The full moon nearest the Autumn Equinox is known in folklore as the Harvest Moon (sometimes also called the Hunter’s Moon). The earliest recorded use of the term “Harvest Moon” is from 1706, but it is almost certainly an earlier name. This year’s Harvest Moon was especially close to the Equinox, due to the Equinox being slightly late (23rd September), with the Harvest Moon on the 24th-25th September.
Due to the shortening days, the moonrise is reasonably close to the sunset, allowing for near-continuous brightness early in the evening; useful for farmers getting the last sheaves of the harvest in!
This year’s Harvest Moon seemed to me at least to be especially bright and striking. I manged to see it rise above the clouds and was just awe-struck by its beauty.
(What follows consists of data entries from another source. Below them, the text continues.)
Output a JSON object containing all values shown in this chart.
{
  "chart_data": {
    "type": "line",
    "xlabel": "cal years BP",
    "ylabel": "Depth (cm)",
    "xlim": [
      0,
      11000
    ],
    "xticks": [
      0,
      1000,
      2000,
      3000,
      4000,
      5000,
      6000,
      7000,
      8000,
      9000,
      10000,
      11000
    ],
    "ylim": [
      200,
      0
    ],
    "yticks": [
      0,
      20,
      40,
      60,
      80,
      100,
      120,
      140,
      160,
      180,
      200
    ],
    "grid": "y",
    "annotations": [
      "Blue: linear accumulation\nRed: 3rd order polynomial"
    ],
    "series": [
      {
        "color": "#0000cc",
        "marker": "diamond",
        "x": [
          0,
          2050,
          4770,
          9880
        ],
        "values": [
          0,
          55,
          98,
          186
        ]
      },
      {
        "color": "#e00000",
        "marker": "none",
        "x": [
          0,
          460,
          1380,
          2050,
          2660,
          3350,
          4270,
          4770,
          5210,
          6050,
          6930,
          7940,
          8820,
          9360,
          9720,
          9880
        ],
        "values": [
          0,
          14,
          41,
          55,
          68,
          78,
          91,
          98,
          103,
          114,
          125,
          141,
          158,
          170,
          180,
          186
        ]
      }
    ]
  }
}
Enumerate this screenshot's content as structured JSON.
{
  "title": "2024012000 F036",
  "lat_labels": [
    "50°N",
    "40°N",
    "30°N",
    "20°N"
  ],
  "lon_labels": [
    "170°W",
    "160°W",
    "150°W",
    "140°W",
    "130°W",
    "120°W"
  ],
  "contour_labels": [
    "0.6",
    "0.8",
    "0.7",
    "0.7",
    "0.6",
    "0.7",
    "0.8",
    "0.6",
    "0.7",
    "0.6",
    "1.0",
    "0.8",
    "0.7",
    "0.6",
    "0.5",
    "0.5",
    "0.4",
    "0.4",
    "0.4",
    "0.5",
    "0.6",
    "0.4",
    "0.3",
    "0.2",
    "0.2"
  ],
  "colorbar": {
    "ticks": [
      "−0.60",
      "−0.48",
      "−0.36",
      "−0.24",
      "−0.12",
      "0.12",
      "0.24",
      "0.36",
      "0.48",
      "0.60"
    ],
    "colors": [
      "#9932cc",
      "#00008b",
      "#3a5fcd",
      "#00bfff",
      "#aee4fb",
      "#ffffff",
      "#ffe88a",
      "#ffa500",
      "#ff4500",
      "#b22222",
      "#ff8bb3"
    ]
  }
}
Knowing the moon is an orbiting rock in space, a mirror of the sunlight (not as ancient people thought a light itself), and that people have walked on its surface, does not lessen that awe for me, it increases it.
Full moons are always a good time to take a moment out of the everyday world, the world of clock-time and calendar-time, and return to a sense of awareness of the natural cycles of time, of the earth, the sun and the moon; to see our place in the great dance, and to relax into the rhythms of nature.
Books and websites will give you literally thousands of full moon rituals to perform, invocations to say, magic to work, but for me, the simple act of standing outside, gazing at the moon and being still is enough.
The moon may be waning now (“waning gibbous” to use the technical term) but if you go out tonight it will still appear almost full and still bright.
Of course, the waning moon has its wonders too, and traditionally is a time for working to decrease anything you want less of in life, such as anger or stress. As the moon gets smaller, visualise your negativity also getting smaller until at the dark moon, it is gone completely. And then enjoy the spectacle of the new moon growing larger as it waxes to full once again.
The cycle turns, the year slips into darkness, the nights overtaking the days. Now is the time of the moon, now is the season of the Witch.